It’s been quite a week for gardening news, read our update here…
New Facebook game aims to protect ash trees from ash dieback
A new Facebook game has just been launched, in which players have to match coloured leaves that represent genetic ‘letters’. Scientists are hoping that by using the power of social media, Fraxinus will help them to understand more about ash dieback and the genetics of the fungus, enabling them to identify resistant ash trees to grow in the future.
Keeping bees? Make sure there’s a good food supply
The plight of the UK’s bee populations is almost constantly in the news at the moment and with good reason. Nearly 34% of Britain’s honeybee colonies have been lost because of last year’s bad weather. Many homeowners and businesses have turned to beekeeping to help restore populations, but new research shows that there isn’t enough food to support the new colonies. Growing wildflowers helps and the advice is, if you have space, to grow bee-friendly flowers such as borage, lavender, cornflowers and catmint to provide forage for bees.

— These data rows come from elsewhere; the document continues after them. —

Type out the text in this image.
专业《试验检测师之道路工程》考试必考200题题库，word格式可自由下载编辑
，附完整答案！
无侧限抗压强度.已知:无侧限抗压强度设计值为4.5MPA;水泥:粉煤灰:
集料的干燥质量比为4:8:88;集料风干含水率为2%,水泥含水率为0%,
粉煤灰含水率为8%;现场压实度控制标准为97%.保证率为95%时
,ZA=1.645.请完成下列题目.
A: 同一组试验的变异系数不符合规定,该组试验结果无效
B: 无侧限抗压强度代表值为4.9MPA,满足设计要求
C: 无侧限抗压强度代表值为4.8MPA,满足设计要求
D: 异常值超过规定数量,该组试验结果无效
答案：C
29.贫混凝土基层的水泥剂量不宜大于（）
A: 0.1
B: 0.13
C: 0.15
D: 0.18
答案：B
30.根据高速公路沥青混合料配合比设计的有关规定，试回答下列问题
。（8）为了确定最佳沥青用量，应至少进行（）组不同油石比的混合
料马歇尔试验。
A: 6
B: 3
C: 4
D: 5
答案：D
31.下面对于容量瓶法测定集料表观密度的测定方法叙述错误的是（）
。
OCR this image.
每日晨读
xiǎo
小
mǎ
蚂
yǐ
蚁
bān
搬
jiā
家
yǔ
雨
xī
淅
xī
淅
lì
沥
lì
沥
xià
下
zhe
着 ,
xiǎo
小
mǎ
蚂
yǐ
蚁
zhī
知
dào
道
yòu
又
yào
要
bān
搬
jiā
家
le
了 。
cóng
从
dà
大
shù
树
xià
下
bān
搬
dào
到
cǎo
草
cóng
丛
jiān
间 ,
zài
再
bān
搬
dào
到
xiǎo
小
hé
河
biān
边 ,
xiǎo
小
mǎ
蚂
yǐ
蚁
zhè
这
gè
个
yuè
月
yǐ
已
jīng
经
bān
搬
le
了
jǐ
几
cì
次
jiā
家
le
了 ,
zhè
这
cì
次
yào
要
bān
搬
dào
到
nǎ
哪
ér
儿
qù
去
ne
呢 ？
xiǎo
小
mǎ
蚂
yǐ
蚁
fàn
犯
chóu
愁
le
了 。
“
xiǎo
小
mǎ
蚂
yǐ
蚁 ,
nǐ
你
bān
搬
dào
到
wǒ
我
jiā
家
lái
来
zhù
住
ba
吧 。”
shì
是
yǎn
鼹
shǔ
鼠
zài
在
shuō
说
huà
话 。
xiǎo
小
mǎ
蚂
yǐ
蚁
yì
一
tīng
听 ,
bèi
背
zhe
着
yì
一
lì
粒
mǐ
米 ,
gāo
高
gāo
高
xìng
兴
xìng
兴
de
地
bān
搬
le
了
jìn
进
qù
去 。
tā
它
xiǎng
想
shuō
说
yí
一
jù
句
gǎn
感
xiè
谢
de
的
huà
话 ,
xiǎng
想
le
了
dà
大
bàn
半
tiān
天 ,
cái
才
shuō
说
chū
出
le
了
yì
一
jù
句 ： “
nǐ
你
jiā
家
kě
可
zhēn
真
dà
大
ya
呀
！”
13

Furthest travelled T&M plants?
We occasionally hear stories of postcards and letters making their way around the world and being delivered years later. But what about plants? Some time ago we received a letter from a customer in Perth, Scotland advising us that her plants were in a terrible condition. The 36 begonia postiplugs she had ordered were very dry and she didn’t expect them to survive.
However, she then noticed that there was a letter attached to the parcel – from the Department of Agriculture, Fisheries and Forestry in Western Australia! The plants had somehow been delivered to Perth, Australia and the DAFF was returning them to her. Considering the long journey the plants went on, our customer thought it was marvellous that 26 survived and grew on!
Bumper harvest for berry plants
If you’re growing blackberries and are wondering if they’ll ever bear fruit, then fear not! The late start to spring is likely to cause a delay in fruiting, but the recent heatwaves should mean that a bumper crop is just around the corner! This is great news, not just for those of us looking forward to freezers full of tasty berries, but to wildlife too. 2012 saw a dismal crop, but this year fruit-eating mammals and birds will be able to enjoy an autumn feast.